In grammar, from 1580s as "expressing negation, changing the sense of a word from positive to negative" (as do the prefixes un-, an- (1), in- (1), a- (3), etc.). Related: Privatively.

privatization (n.)

"policy or process of making private as opposed to public," 1924, in reference to German economic policies in the crisis after World War I, from private (adj.) + -ization. Re-privatisation is attested by 1939.

Hugo Stinnes repeatedly demanded the privatization of the railroads, alleging that they could never function satisfactorily and profitably under bureaucratic administration. [United News article in Miami Herald, April 28, 1924]
privilege (n.)

mid-12c. "grant, commission" (recorded earlier in Old English, but as a Latin word), from Old French privilege "right, priority, privilege" (12c.) and directly from Latin privilegium "law applying to one person, bill of law in favor of or against an individual;" in the post-Augustine period "an ordinance in favor of an individual" (typically the exemption of one individual from the operation of a law), "privilege, prerogative," from privus "individual" (see private (adj.)) + lex (genitive legis) "law" (see legal (adj.)).

From c. 1200 as "power or prerogative associated with a certain social or religious position." Meaning "advantage granted, special right or favor granted to a person or group, a right, immunity, benefit, or advantage enjoyed by a person or body of persons beyond the common advantages of other individuals" is from mid-14c. in English.
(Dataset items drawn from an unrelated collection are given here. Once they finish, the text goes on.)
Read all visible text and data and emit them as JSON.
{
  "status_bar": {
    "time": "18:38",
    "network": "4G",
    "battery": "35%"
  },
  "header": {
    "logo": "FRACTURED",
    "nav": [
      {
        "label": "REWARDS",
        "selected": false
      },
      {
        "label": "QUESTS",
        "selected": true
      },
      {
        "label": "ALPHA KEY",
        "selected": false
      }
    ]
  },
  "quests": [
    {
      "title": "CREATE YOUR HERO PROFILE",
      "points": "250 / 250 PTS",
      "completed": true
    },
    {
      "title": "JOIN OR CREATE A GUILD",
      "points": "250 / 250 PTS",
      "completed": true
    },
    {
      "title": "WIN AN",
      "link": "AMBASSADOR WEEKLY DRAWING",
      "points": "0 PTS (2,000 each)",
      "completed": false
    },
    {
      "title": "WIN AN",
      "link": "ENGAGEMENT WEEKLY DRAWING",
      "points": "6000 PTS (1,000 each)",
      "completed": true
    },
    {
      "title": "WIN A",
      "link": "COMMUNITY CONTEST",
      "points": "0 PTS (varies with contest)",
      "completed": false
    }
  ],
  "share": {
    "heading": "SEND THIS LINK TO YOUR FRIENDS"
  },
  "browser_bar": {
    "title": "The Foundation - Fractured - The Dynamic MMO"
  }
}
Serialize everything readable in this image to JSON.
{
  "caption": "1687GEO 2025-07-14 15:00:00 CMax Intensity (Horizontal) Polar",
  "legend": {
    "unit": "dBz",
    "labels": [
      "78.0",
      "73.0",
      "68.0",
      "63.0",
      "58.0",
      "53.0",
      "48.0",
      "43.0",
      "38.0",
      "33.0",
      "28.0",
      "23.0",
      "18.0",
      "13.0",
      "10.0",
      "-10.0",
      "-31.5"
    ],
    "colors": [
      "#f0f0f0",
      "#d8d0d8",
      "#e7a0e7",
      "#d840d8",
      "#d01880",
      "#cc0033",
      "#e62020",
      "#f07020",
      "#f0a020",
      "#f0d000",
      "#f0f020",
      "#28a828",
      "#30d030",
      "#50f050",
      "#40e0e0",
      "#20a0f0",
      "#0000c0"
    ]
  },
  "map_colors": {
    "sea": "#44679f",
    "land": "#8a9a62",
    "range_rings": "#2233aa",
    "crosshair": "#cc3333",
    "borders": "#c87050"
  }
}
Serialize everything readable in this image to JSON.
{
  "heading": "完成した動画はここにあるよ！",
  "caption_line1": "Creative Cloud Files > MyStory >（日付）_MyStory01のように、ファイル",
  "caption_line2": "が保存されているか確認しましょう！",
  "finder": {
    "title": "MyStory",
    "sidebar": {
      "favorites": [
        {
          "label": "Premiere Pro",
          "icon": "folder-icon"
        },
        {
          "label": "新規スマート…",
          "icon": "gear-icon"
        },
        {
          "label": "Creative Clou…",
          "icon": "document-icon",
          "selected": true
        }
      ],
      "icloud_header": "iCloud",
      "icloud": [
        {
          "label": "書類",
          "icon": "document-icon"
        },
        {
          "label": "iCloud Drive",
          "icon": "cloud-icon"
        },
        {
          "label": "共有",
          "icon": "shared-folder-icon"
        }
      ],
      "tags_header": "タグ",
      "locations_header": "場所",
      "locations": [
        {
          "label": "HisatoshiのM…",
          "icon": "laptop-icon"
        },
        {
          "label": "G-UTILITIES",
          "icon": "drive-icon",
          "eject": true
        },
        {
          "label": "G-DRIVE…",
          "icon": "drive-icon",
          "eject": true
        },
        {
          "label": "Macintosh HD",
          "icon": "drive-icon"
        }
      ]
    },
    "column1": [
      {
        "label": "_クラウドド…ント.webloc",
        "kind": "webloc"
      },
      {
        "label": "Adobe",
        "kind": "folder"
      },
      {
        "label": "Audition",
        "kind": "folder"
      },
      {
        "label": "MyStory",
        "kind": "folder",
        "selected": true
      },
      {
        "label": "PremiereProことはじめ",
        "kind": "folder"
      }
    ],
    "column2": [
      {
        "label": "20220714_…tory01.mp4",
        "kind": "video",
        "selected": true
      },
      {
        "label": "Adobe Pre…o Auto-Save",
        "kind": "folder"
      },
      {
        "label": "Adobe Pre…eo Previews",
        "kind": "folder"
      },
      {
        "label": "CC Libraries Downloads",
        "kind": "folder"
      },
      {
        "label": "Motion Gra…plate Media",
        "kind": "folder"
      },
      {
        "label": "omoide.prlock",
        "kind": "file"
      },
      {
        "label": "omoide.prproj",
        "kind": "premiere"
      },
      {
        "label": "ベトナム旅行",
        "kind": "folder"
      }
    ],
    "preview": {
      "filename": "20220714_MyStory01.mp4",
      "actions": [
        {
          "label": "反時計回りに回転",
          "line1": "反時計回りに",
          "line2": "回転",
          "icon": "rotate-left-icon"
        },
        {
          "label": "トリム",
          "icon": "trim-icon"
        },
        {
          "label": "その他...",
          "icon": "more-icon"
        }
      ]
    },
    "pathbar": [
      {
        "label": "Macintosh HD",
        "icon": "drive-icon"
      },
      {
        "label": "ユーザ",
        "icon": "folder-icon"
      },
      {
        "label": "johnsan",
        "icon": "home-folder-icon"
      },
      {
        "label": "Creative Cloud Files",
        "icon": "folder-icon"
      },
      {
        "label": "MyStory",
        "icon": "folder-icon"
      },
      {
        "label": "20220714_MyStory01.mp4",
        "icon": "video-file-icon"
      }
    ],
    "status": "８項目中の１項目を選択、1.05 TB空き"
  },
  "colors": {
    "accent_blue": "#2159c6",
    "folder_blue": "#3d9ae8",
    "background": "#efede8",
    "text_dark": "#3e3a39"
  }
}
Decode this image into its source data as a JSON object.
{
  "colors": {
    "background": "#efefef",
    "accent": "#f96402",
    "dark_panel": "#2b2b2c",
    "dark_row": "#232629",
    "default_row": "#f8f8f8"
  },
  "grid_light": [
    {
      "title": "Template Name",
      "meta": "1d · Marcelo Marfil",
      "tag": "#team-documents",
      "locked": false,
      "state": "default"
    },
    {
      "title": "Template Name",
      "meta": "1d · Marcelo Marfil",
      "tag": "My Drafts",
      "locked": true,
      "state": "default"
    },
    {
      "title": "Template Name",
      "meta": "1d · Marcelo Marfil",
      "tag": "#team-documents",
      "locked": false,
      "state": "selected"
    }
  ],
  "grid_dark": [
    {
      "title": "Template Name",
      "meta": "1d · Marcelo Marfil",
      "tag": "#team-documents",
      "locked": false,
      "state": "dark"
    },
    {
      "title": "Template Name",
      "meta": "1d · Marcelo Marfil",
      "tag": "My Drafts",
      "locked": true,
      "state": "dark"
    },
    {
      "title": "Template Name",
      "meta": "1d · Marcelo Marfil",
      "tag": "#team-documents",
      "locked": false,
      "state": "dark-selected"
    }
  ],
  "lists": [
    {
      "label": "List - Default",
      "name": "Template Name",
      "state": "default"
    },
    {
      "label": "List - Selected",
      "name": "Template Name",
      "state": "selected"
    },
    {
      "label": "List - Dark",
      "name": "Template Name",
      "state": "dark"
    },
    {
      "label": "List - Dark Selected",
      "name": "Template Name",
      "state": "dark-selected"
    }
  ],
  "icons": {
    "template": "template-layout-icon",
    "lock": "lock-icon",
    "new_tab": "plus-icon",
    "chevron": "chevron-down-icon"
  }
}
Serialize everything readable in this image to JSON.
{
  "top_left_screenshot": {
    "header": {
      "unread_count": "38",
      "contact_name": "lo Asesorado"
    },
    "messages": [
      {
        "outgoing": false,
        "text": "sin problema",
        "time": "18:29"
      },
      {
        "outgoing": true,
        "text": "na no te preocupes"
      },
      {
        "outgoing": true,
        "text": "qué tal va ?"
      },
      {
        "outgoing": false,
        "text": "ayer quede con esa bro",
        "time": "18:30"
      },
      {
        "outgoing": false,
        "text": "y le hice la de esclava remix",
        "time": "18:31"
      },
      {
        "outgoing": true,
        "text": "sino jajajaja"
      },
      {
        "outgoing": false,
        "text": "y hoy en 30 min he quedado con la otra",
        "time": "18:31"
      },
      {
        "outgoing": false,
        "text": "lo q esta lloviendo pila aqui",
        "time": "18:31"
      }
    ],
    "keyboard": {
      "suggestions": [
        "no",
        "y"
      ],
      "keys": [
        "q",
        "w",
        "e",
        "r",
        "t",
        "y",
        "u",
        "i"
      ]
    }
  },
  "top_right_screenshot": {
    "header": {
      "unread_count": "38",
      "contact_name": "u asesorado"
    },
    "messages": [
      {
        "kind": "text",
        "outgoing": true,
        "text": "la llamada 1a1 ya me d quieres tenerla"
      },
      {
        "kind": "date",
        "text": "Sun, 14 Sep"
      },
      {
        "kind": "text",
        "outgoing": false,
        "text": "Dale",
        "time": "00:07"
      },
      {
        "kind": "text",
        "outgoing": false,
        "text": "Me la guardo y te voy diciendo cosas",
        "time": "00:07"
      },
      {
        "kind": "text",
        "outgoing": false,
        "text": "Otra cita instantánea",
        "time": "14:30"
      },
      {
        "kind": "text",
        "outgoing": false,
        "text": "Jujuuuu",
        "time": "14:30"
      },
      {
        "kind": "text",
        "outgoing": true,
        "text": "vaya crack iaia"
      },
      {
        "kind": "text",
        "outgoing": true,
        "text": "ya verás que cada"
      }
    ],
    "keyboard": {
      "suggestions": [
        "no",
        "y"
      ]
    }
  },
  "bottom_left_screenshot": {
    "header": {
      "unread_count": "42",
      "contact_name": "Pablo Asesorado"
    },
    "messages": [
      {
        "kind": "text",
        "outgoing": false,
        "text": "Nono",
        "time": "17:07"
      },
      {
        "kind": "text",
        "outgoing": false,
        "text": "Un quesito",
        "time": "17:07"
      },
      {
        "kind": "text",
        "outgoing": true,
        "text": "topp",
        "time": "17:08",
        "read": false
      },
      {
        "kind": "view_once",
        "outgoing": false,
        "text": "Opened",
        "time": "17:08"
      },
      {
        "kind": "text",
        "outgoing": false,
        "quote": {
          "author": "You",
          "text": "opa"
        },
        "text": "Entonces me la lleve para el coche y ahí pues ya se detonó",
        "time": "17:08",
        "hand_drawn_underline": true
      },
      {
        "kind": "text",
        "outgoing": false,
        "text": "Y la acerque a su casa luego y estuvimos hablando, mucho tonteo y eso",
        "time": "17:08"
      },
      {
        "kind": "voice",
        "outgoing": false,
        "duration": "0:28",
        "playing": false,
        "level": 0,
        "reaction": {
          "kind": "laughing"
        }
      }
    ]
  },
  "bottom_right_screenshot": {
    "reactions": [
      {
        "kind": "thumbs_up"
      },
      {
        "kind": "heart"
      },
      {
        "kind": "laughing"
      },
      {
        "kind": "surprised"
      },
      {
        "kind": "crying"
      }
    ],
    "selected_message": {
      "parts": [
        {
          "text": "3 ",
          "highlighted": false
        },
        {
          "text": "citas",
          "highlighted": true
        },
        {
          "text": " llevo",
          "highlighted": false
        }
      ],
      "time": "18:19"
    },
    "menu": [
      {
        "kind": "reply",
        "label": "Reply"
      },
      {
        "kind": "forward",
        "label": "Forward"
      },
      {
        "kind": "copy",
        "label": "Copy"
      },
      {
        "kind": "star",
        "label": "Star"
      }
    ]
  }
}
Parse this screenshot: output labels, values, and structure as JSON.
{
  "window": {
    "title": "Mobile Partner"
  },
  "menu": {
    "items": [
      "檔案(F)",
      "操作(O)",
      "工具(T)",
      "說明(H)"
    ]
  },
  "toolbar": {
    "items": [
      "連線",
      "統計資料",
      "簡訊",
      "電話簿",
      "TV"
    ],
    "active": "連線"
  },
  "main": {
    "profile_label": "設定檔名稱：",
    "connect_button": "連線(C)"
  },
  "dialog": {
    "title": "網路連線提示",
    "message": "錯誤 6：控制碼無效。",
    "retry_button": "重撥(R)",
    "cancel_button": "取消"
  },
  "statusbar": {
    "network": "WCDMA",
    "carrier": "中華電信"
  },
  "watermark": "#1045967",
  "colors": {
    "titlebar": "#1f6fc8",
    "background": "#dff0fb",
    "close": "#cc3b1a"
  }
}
From late 14c. as "legal immunity or exemption."

Formerly of such things as an exemption or license granted by the Pope, or special immunity or advantage (as freedom of speech) granted to persons in authority or in office; in modern times, with general equality of all under the law, it is used of the basic rights common to all citizens (habeas corpus, voting, etc.).

Privilege is also more loosely used for any special advantage: as, the privilege of intimacy with people of noble character. Prerogative is a right of precedence, an exclusive privilege, an official right, a right indefeasible on account of one's character or position : as, the Stuart kings were continually asserting the royal prerogative, but parliament resisted any infringement upon its privileges. [Century Dictionary]

Middle English also had pravilege "an evil law or privilege" (late 14c.), from Medieval Latin pravilegium, a play on privilegium by substitution of pravus "wrong, bad."

privity (n.)

early 13c., "a thing kept hidden or secret," also "privacy, private life; secrecy," from Old French privité, priveté "privacy; a secret, private matter" (c. 1200), from prive "private," from Latin privus "set apart, belonging to oneself" (see private (adj.)).

From 1550s as "participation in the knowledge of something secret;" from 1520s as a legal term in feudal land tenure. Privities "private parts" is attested by late 14c.